The general manager for Gordon's Self Service Gasoline is interested in estimating the mean number of gallons of gasoline that are purchased by customers at their Philadelphia location. He would like his estimate to be within plus or minus 0.50 gallons, and he would like the estimate to be at a 99% confidence level. Past studies have shown that the standard deviation for purchase amount is 4.0 gallons. Find the required sample size.
Formula:
n = [(z-value * sd)/E]^2
...where n = sample size, z-value will be 2.58 using a z-table to represent the 99% confidence interval, sd = 4, E = 0.5, ^2 means squared, and * means to multiply.
Plug the values into the formula and finish the calculation. Round your answer to the next highest whole number.
To find the required sample size, we need to use the formula for sample size calculation for estimating the population mean using a known standard deviation:
n = (Z * σ / E)²
Where:
n = required sample size
Z = z-score corresponding to the desired confidence level (in this case, 99%)
σ = standard deviation of the population
E = desired margin of error
Let's calculate the required sample size step by step:
1. Find the z-score corresponding to a 99% confidence level.

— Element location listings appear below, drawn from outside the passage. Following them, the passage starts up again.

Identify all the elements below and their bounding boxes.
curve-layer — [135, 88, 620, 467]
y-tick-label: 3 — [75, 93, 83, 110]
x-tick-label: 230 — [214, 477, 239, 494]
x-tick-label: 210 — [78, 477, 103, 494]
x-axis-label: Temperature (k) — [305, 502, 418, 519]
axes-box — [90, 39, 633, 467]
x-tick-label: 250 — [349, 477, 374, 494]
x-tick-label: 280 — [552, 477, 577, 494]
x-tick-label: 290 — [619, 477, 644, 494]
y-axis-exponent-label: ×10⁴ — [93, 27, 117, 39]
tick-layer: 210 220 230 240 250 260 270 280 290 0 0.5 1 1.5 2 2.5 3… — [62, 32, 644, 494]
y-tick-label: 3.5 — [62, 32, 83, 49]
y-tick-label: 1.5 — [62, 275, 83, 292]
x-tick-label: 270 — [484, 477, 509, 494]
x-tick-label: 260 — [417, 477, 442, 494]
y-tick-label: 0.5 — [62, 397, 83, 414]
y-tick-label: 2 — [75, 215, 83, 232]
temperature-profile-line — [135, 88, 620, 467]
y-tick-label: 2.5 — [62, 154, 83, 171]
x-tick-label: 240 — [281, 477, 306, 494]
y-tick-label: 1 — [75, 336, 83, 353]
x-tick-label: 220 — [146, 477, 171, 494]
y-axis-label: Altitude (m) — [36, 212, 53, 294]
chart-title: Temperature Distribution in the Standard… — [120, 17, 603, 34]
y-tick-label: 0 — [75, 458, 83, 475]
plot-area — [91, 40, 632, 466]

This is the z-score that leaves 1% in the tails of the standard normal distribution. Using a z-score table or a calculator, we find that the z-score for a 99% confidence level is approximately 2.576.
2. Plug in the known values into the formula:
n = (2.576 * 4.0 / 0.5)²
3. Calculate the result:
n = (10.304 / 0.5)²
n = 409.6
4. Round up to the nearest whole number since you cannot have a fraction of a person:
n = 410
Therefore, the required sample size to estimate the mean number of gallons of gasoline with a margin of error of ±0.50 gallons at a 99% confidence level is 410.